Pogodin assisted with the promotion by approaching his old acquaintance Stepan Gedeonov (who later succeeded his father as the Director of the Imperial Theatres). Once the censorial permission has been received, in January 1853 Verstovsky assigned it to Lyubov Kositskaya's benefice. The latter had an influential detractor in Countess Rostopchina who hated Kositskaya's simple ways and described her as "the turnip-like creature, with a head looking like an ill-formed water-melon, or cabbage... And what a vile, sloven diction!" All of this, though, as biographer Lakshin noted, was part of the reason why the actress was so admired by the theatre-going Moscovites.

===Productions===
The play was premiered at the Moscow's Maly Theatre on January 14, 1853 and had great success, praised even by Ostrovsky's detractors like Vasily Botkin. The second and the third performances were even better, with both Kositskaya and Sadovsky (as Rusakov) excelling. This, according to Lakshin, was the birth of what later would be termed as "the Ostrovsky's theater," the "true union of the drama and the artists." Later that season the play has been shown 12 times in the Bolshoy Theatre, which marked Ostrovsky's debut there.

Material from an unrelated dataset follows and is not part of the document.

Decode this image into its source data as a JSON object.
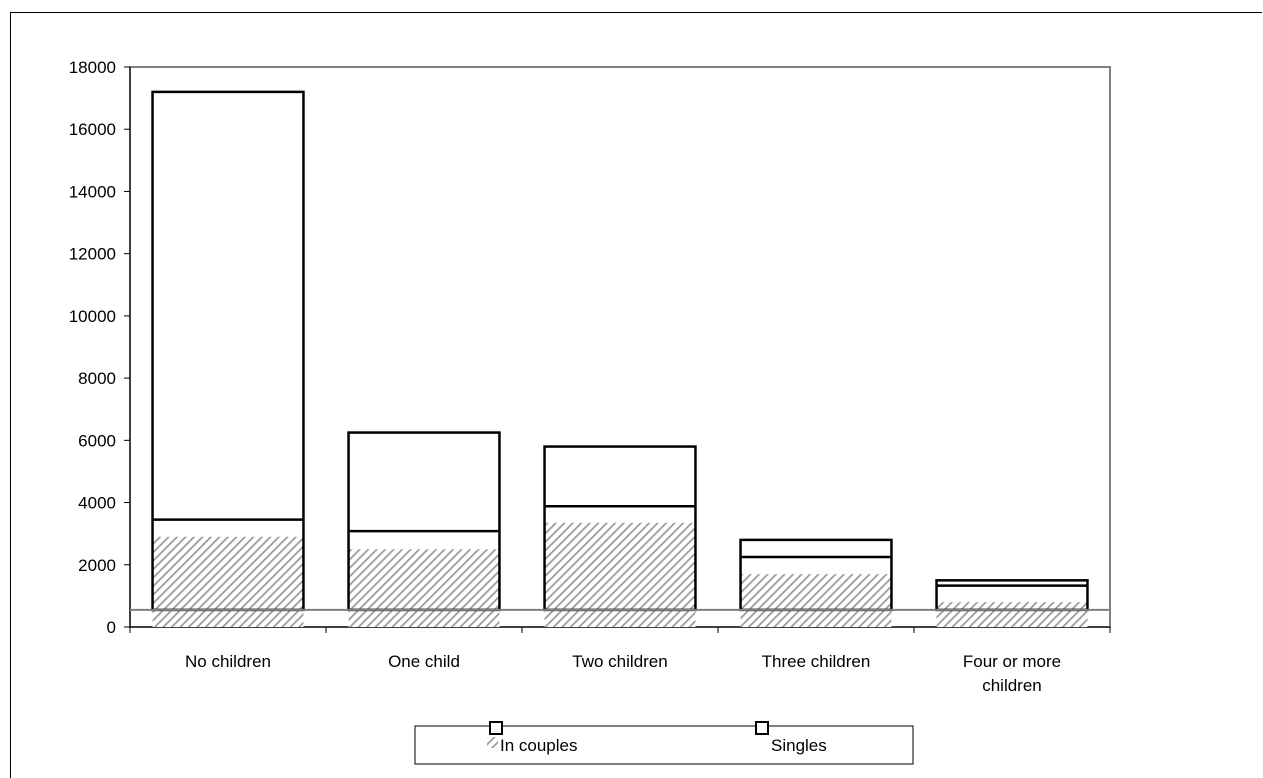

In the early February 1853 Ostrovsky went to Saint Petersburg for the first time. There he was received by the director of the Imperial Theatres Alexander Gedeonov and became friends with actor Fyodor Burdin who helped with getting the permission for another of Ostrovsky's plays, The Young Man's Morning to be produced in the capital; it was premiered on February 12, 1853 in the Circus Theatre. On February 19 Stay in Your Own Sled premiered in Alexandrinsky Theatre. Again it was a success although the actors' work was less inspired and more formulaic than that of their Moscow colleagues. Ostrovsky had to leave the capital before the play's premiere after having received the news of his father's dying. One of the shows in Alexandrinka was attended by Tsar Nikolai I himself who appeared to be greatly impressed, having construed the play's message to be that "children should follow their parents' advice, otherwise, everything gets ruined." Addressing Gedeonov and his own entourage, he pronounced: "There's been not many plays which would have given me such pleasure," and added in French: "Се n'est pas une pièce, c'est une leçon." Next evening he brought his whole family to the theatre.

In March 1853 the play was published in the March (No.5) issue of Moskvityanin and later that year came out as a separate edition. Several years later Nikolai Dobrolyubov wrote in "The Realm of Darkness" essay: "The main idea of the play is that samodurstvo [petty domestic tyranny], no matter how meek or even tender forms it might take, still greatly damages the person subjected to it, leading to the loss of the latter's individuality. Such de-individualisation destroys both the consciousness and the reason, so that the subject of samodurstvo might unwillingly commit any kind of crime, and thus perish simply due to the lack of reason and character."